Several studies have demonstrated a role for mitogen-activated protein kinases (MAPKs) in the control of diverse biotransformation enzymes. For example, whereas ERK2 positively regulates the induction of antioxidant responsive element (ARE)-dependent phase II detoxifying enzymes (Yu et al., 1999), p38 kinase pathway functions as a negative regulator towards these enzymes (Yu et al., 2000). The c-Jun N-terminal kinase pathway has also been shown to play such a negative role on the effects of bile acids on the CYP7A1 gene (Gupta et al., 2001). With respect to PB, it has previously been shown that treatment of hepatocytes with this xenobiotic induced activation of the ERK1/2 (extracellular signal-regulated protein kinases 1 and 2) pathway (Hodges et al., 2000). However, a role for such an activation in the mechanism of PB induction of CYP2B remains to be thoroughly studied, especially as previous data from our group have suggested the involvement of the ERK pathway in the regulation of CYP2B and CYP3A1/2 mRNA induction in primary rat hepatocytes (Joannard et al., 2000). Nothing is known about the role of the other MAPKs in this induction, but it is worth noting that PB elicits cell proliferation in liver, a process known to involve different MAPKs (Zhang and Liu, 2002).

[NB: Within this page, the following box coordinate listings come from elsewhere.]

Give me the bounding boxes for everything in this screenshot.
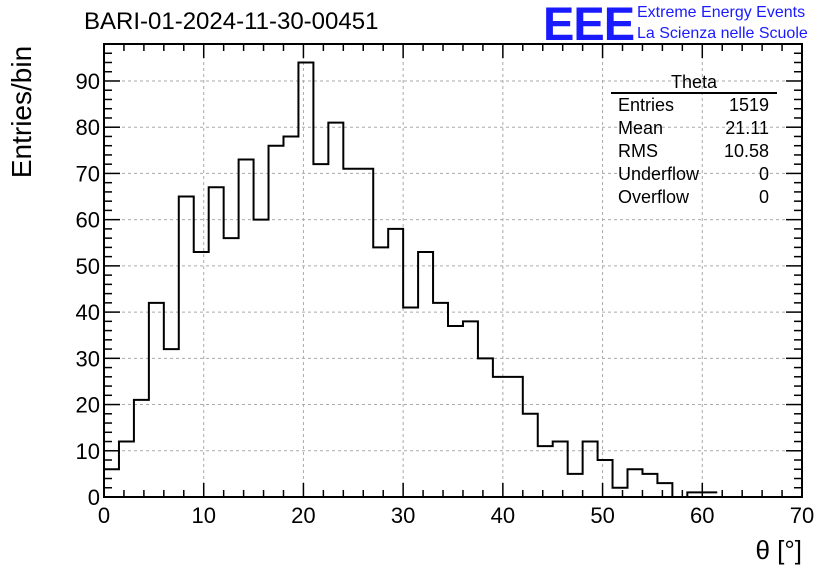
stats-value: 10.58 — [723, 141, 769, 161]
chart-title: BARI-01-2024-11-30-00451 — [84, 8, 379, 35]
y-tick-label: 30 — [76, 346, 100, 371]
stats-box: Theta Entries 1519 Mean 21.11 RMS 10.58 … — [611, 72, 777, 209]
histogram-step-line — [104, 61, 718, 498]
stats-row-mean: Mean 21.11 — [611, 117, 777, 140]
x-axis-label: θ [°] — [755, 535, 802, 565]
x-tick-label: 60 — [690, 503, 714, 528]
x-tick-label: 30 — [391, 503, 415, 528]
stats-row-entries: Entries 1519 — [611, 94, 777, 117]
y-tick-label: 10 — [76, 439, 100, 464]
logo-caption: Extreme Energy Events La Scienza nelle S… — [637, 2, 808, 44]
y-tick-label: 70 — [76, 161, 100, 186]
grid-lines — [104, 44, 802, 497]
logo-line-1: Extreme Energy Events — [637, 4, 806, 21]
stats-label: Mean — [618, 118, 664, 138]
x-tick-label: 70 — [790, 503, 814, 528]
y-tick-label: 40 — [76, 300, 100, 325]
x-tick-label: 40 — [491, 503, 515, 528]
stats-row-rms: RMS 10.58 — [611, 140, 777, 163]
y-tick-label: 80 — [76, 115, 100, 140]
y-tick-label: 50 — [76, 254, 100, 279]
stats-label: Entries — [618, 95, 675, 115]
stats-label: RMS — [618, 141, 658, 161]
stats-value: 0 — [758, 187, 769, 207]
y-axis-label: Entries/bin — [6, 45, 37, 179]
y-tick-label: 90 — [76, 69, 100, 94]
y-tick-label: 60 — [76, 208, 100, 233]
eee-logo: EEE — [543, 0, 635, 50]
stats-row-overflow: Overflow 0 — [611, 186, 777, 209]
x-tick-label: 20 — [291, 503, 315, 528]
x-tick-label: 50 — [590, 503, 614, 528]
y-tick-label: 0 — [88, 485, 100, 510]
y-tick-label: 20 — [76, 393, 100, 418]
stats-value: 0 — [758, 164, 769, 184]
x-tick-label: 10 — [191, 503, 215, 528]
stats-label: Overflow — [618, 187, 690, 207]
stats-row-underflow: Underflow 0 — [611, 163, 777, 186]
stats-title: Theta — [611, 72, 777, 94]
tick-labels: 0 10 20 30 40 50 60 70 0 10 20 30 40 50 60 70 80 90 — [76, 69, 815, 528]
logo-line-2: La Scienza nelle Scuole — [637, 25, 808, 42]
plot-frame — [103, 43, 803, 498]
stats-label: Underflow — [618, 164, 700, 184]
stats-value: 21.11 — [725, 118, 769, 138]
x-tick-label: 0 — [98, 503, 110, 528]
stats-value: 1519 — [728, 95, 769, 115]
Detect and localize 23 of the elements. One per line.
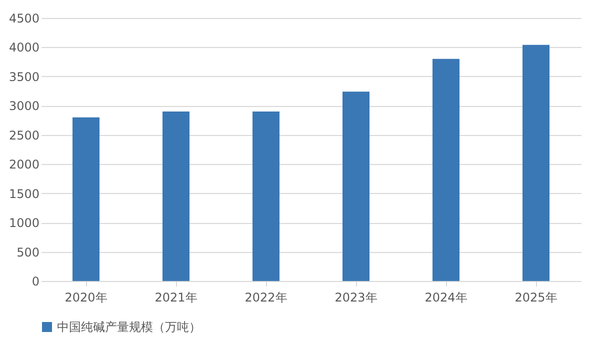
bar bbox=[72, 117, 100, 281]
x-tick-label: 2022年 bbox=[244, 290, 288, 304]
y-tick-label: 2000 bbox=[8, 158, 40, 172]
y-tick-label: 1000 bbox=[8, 216, 40, 230]
x-tick-label: 2025年 bbox=[514, 290, 558, 304]
y-tick-label: 4000 bbox=[8, 40, 40, 55]
legend-label: 中国纯碱产量规模（万吨） bbox=[57, 320, 201, 334]
x-tick-label: 2021年 bbox=[154, 290, 198, 304]
y-tick-label: 4500 bbox=[8, 12, 40, 26]
x-tick-label: 2023年 bbox=[334, 290, 378, 304]
bar bbox=[342, 92, 370, 281]
y-tick-label: 2500 bbox=[8, 128, 40, 142]
x-tick-label: 2020年 bbox=[64, 290, 108, 304]
bar bbox=[522, 44, 550, 281]
y-tick-label: 3000 bbox=[8, 99, 40, 114]
bar bbox=[432, 58, 460, 281]
y-tick-label: 500 bbox=[16, 245, 40, 260]
y-tick-label: 0 bbox=[32, 274, 40, 288]
x-tick-label: 2024年 bbox=[424, 290, 468, 304]
bar bbox=[162, 112, 190, 281]
bar bbox=[252, 112, 280, 281]
y-tick-label: 1500 bbox=[8, 186, 40, 201]
y-tick-label: 3500 bbox=[8, 70, 40, 84]
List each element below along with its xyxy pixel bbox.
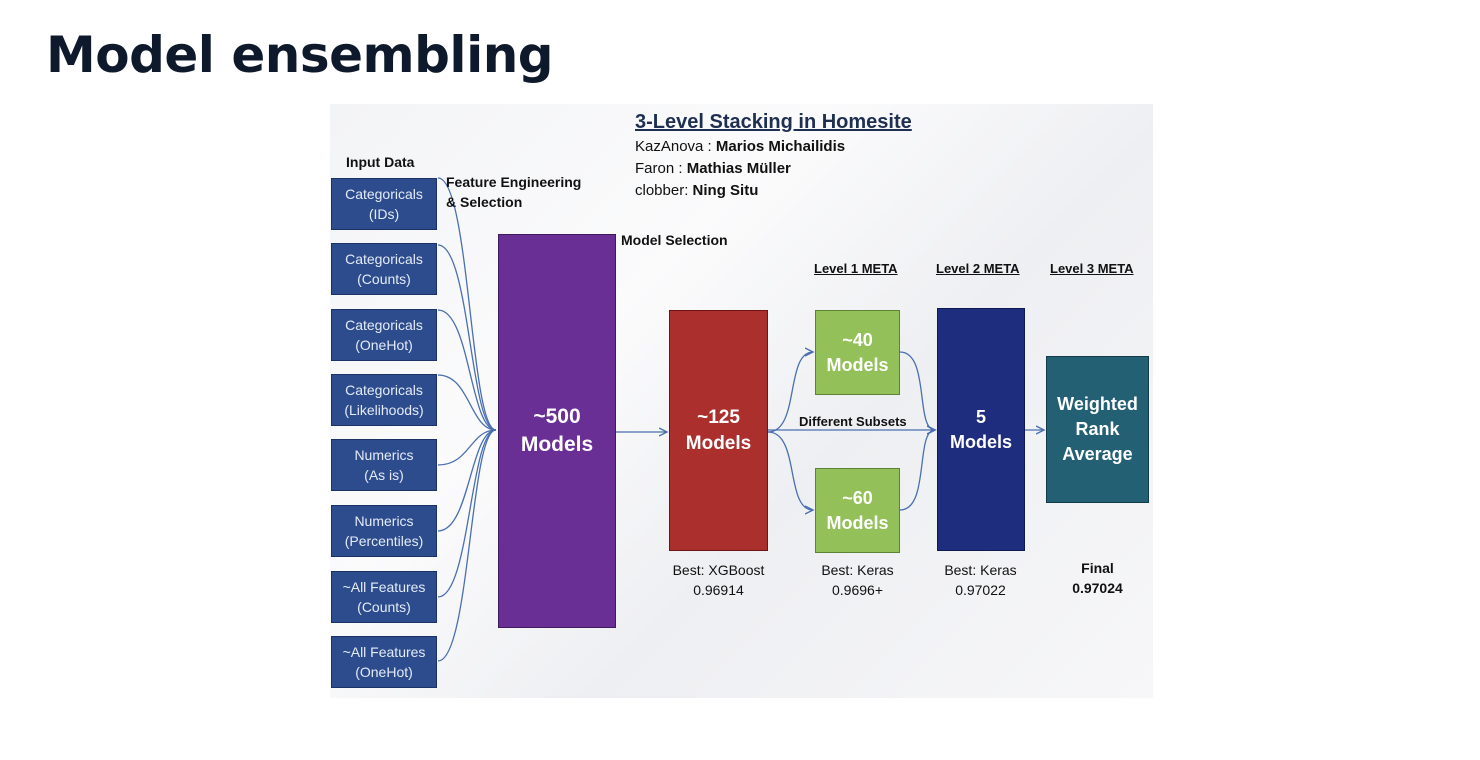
input-box-title: Numerics — [354, 447, 414, 463]
different-subsets-label: Different Subsets — [799, 414, 907, 429]
models-60-box: ~60 Models — [815, 468, 900, 553]
input-box: Categoricals (IDs) — [331, 178, 437, 230]
box-label: Models — [685, 432, 752, 454]
input-connector — [437, 429, 497, 466]
credit-line: clobber: Ning Situ — [635, 182, 759, 199]
result-label: Best: XGBoost — [672, 562, 765, 578]
input-box-title: Categoricals — [345, 186, 423, 202]
input-box-subtitle: (IDs) — [368, 206, 400, 222]
models-500-box: ~500 Models — [498, 234, 616, 628]
result-label: Best: Keras — [944, 562, 1017, 578]
credit-name: Ning Situ — [692, 182, 759, 199]
input-box: ~All Features (Counts) — [331, 571, 437, 623]
input-box: Categoricals (Counts) — [331, 243, 437, 295]
input-box-subtitle: (OneHot) — [355, 664, 413, 680]
credit-handle: KazAnova — [635, 138, 704, 155]
input-connector — [437, 429, 497, 662]
input-box-subtitle: (Percentiles) — [344, 533, 424, 549]
arrow-60-to-5 — [899, 430, 935, 511]
level2-result: Best: Keras 0.97022 — [931, 560, 1030, 600]
credit-name: Mathias Müller — [686, 160, 791, 177]
input-data-label: Input Data — [346, 154, 415, 170]
input-box-title: Categoricals — [345, 382, 423, 398]
box-count: ~125 — [697, 406, 740, 428]
level1-heading: Level 1 META — [814, 261, 898, 276]
stacking-diagram: 3-Level Stacking in Homesite KazAnova : … — [330, 104, 1153, 698]
result-label: Final — [1081, 560, 1114, 576]
input-box-subtitle: (As is) — [364, 467, 404, 483]
connector-lines — [437, 177, 1153, 662]
credit-handle: clobber — [635, 182, 685, 199]
credit-handle: Faron — [635, 160, 675, 177]
credit-line: KazAnova : Marios Michailidis — [635, 138, 846, 155]
level2-heading: Level 2 META — [936, 261, 1020, 276]
weighted-rank-average-box: Weighted Rank Average — [1046, 356, 1149, 503]
box-line: Rank — [1075, 419, 1120, 439]
xgboost-result: Best: XGBoost 0.96914 — [669, 560, 768, 600]
level1-result: Best: Keras 0.9696+ — [808, 560, 907, 600]
input-connector — [437, 374, 497, 431]
input-connector — [437, 177, 497, 431]
feature-engineering-label: Feature Engineering — [446, 174, 582, 190]
arrow-125-to-60 — [767, 431, 813, 510]
input-box-subtitle: (OneHot) — [355, 337, 413, 353]
input-box: Numerics (As is) — [331, 439, 437, 491]
result-value: 0.97024 — [1072, 580, 1123, 596]
input-box-subtitle: (Counts) — [357, 599, 411, 615]
box-line: Weighted — [1057, 394, 1138, 414]
box-label: Models — [826, 512, 889, 533]
result-value: 0.97022 — [955, 582, 1006, 598]
input-box: Numerics (Percentiles) — [331, 505, 437, 557]
models-5-box: 5 Models — [937, 308, 1025, 551]
input-connector — [437, 244, 497, 431]
result-label: Best: Keras — [821, 562, 894, 578]
input-box-title: Categoricals — [345, 251, 423, 267]
arrow-125-to-40 — [767, 352, 813, 433]
input-box-title: ~All Features — [342, 579, 426, 595]
slide-title: Model ensembling — [46, 26, 554, 84]
credit-line: Faron : Mathias Müller — [635, 160, 791, 177]
feature-selection-label: & Selection — [446, 194, 523, 210]
input-box: Categoricals (OneHot) — [331, 309, 437, 361]
box-count: ~60 — [842, 487, 873, 508]
box-count: ~40 — [842, 329, 873, 350]
input-box-title: Categoricals — [345, 317, 423, 333]
figure-title: 3-Level Stacking in Homesite — [635, 111, 912, 133]
credit-name: Marios Michailidis — [715, 138, 846, 155]
box-line: Average — [1062, 444, 1133, 464]
input-box: Categoricals (Likelihoods) — [331, 374, 437, 426]
models-125-box: ~125 Models — [669, 310, 768, 551]
models-40-box: ~40 Models — [815, 310, 900, 395]
box-label: Models — [520, 433, 594, 456]
box-count: 5 — [975, 406, 986, 427]
input-box-title: ~All Features — [342, 644, 426, 660]
input-connector — [437, 429, 497, 598]
input-box: ~All Features (OneHot) — [331, 636, 437, 688]
box-label: Models — [826, 354, 889, 375]
result-value: 0.9696+ — [832, 582, 883, 598]
box-count: ~500 — [533, 405, 581, 428]
box-label: Models — [949, 431, 1012, 452]
input-box-title: Numerics — [354, 513, 414, 529]
result-value: 0.96914 — [693, 582, 744, 598]
input-box-subtitle: (Counts) — [357, 271, 411, 287]
model-selection-label: Model Selection — [621, 232, 728, 248]
input-connector — [437, 309, 497, 431]
input-box-subtitle: (Likelihoods) — [344, 402, 424, 418]
input-connector — [437, 429, 497, 532]
level3-heading: Level 3 META — [1050, 261, 1134, 276]
final-result: Final 0.97024 — [1048, 558, 1147, 598]
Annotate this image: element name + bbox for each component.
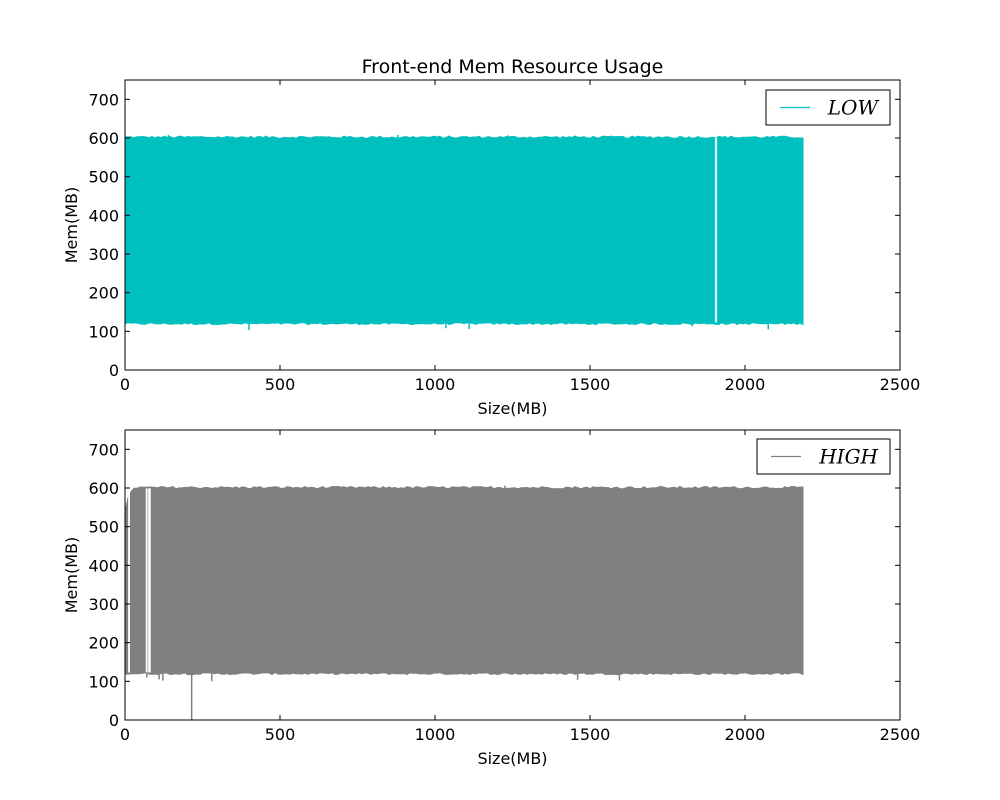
y-tick-label: 400: [88, 206, 119, 225]
legend: HIGH: [756, 438, 891, 475]
chart-title: Front-end Mem Resource Usage: [362, 56, 664, 78]
plot-area: [125, 134, 804, 331]
axes-frame: [124, 79, 901, 371]
ticks: 0 500 1000 1500 2000 2500 0 100 200 300 400 500 600 7…: [88, 430, 920, 744]
x-tick-label: 1000: [415, 725, 456, 744]
y-tick-label: 500: [88, 168, 119, 187]
legend-label: LOW: [827, 96, 880, 120]
y-tick-label: 600: [88, 129, 119, 148]
subplot-low: 0 500 1000 1500 2000 2500 0 100 200 300 400 500 600 7…: [62, 56, 920, 418]
subplot-high: 0 500 1000 1500 2000 2500 0 100 200 300 400 500 600 7…: [62, 429, 920, 768]
axes-frame: [124, 429, 901, 721]
y-tick-label: 200: [88, 284, 119, 303]
x-tick-label: 2000: [725, 375, 766, 394]
y-tick-label: 600: [88, 479, 119, 498]
x-tick-label: 0: [120, 725, 130, 744]
plot-area: [125, 485, 804, 720]
y-tick-label: 0: [109, 711, 119, 730]
x-tick-label: 0: [120, 375, 130, 394]
y-tick-label: 400: [88, 556, 119, 575]
y-tick-label: 200: [88, 634, 119, 653]
ticks: 0 500 1000 1500 2000 2500 0 100 200 300 400 500 600 7…: [88, 80, 920, 394]
series-gap: [128, 488, 130, 673]
series-gap: [145, 488, 148, 673]
series-gap: [148, 488, 151, 673]
x-tick-label: 1500: [570, 375, 611, 394]
x-tick-label: 1500: [570, 725, 611, 744]
legend: LOW: [765, 89, 891, 126]
x-tick-label: 2000: [725, 725, 766, 744]
x-tick-label: 2500: [880, 375, 921, 394]
y-tick-label: 300: [88, 245, 119, 264]
y-tick-label: 100: [88, 322, 119, 341]
y-axis-label: Mem(MB): [62, 537, 81, 614]
series-band-low: [125, 135, 804, 326]
x-tick-label: 500: [265, 725, 296, 744]
y-tick-label: 700: [88, 440, 119, 459]
x-axis-label: Size(MB): [477, 399, 547, 418]
y-tick-label: 700: [88, 90, 119, 109]
y-tick-label: 100: [88, 672, 119, 691]
legend-label: HIGH: [818, 445, 878, 469]
x-tick-label: 1000: [415, 375, 456, 394]
y-axis-label: Mem(MB): [62, 187, 81, 264]
y-tick-label: 300: [88, 595, 119, 614]
x-tick-label: 2500: [880, 725, 921, 744]
x-tick-label: 500: [265, 375, 296, 394]
y-tick-label: 0: [109, 361, 119, 380]
x-axis-label: Size(MB): [477, 749, 547, 768]
y-tick-label: 500: [88, 518, 119, 537]
series-band-high: [125, 485, 804, 676]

The aim of the present work was to further analyse the involvement of MAPK in the transduction pathways involved in PB induction of CYP2B expression in rat hepatocytes in primary culture. By the use of a chemical inhibitor and of a transiently transfected dominant negative mutant of the MAPK pathway, we demonstrated that ERK1/2 negatively regulates PB induction of CYP2B2, via an effect on the enhancer-promoter. Concerning the other MAPK pathways, we found that exposure of rat hepatocytes to PB resulted in an early dose-dependent activation of the p38α isoform. Furthermore, the use of a known inhibitor of this kinase, SB-203580, led to a dose-dependent inhibition of PB induction of CYP2B mRNA expression, probably via a p38-independent effect.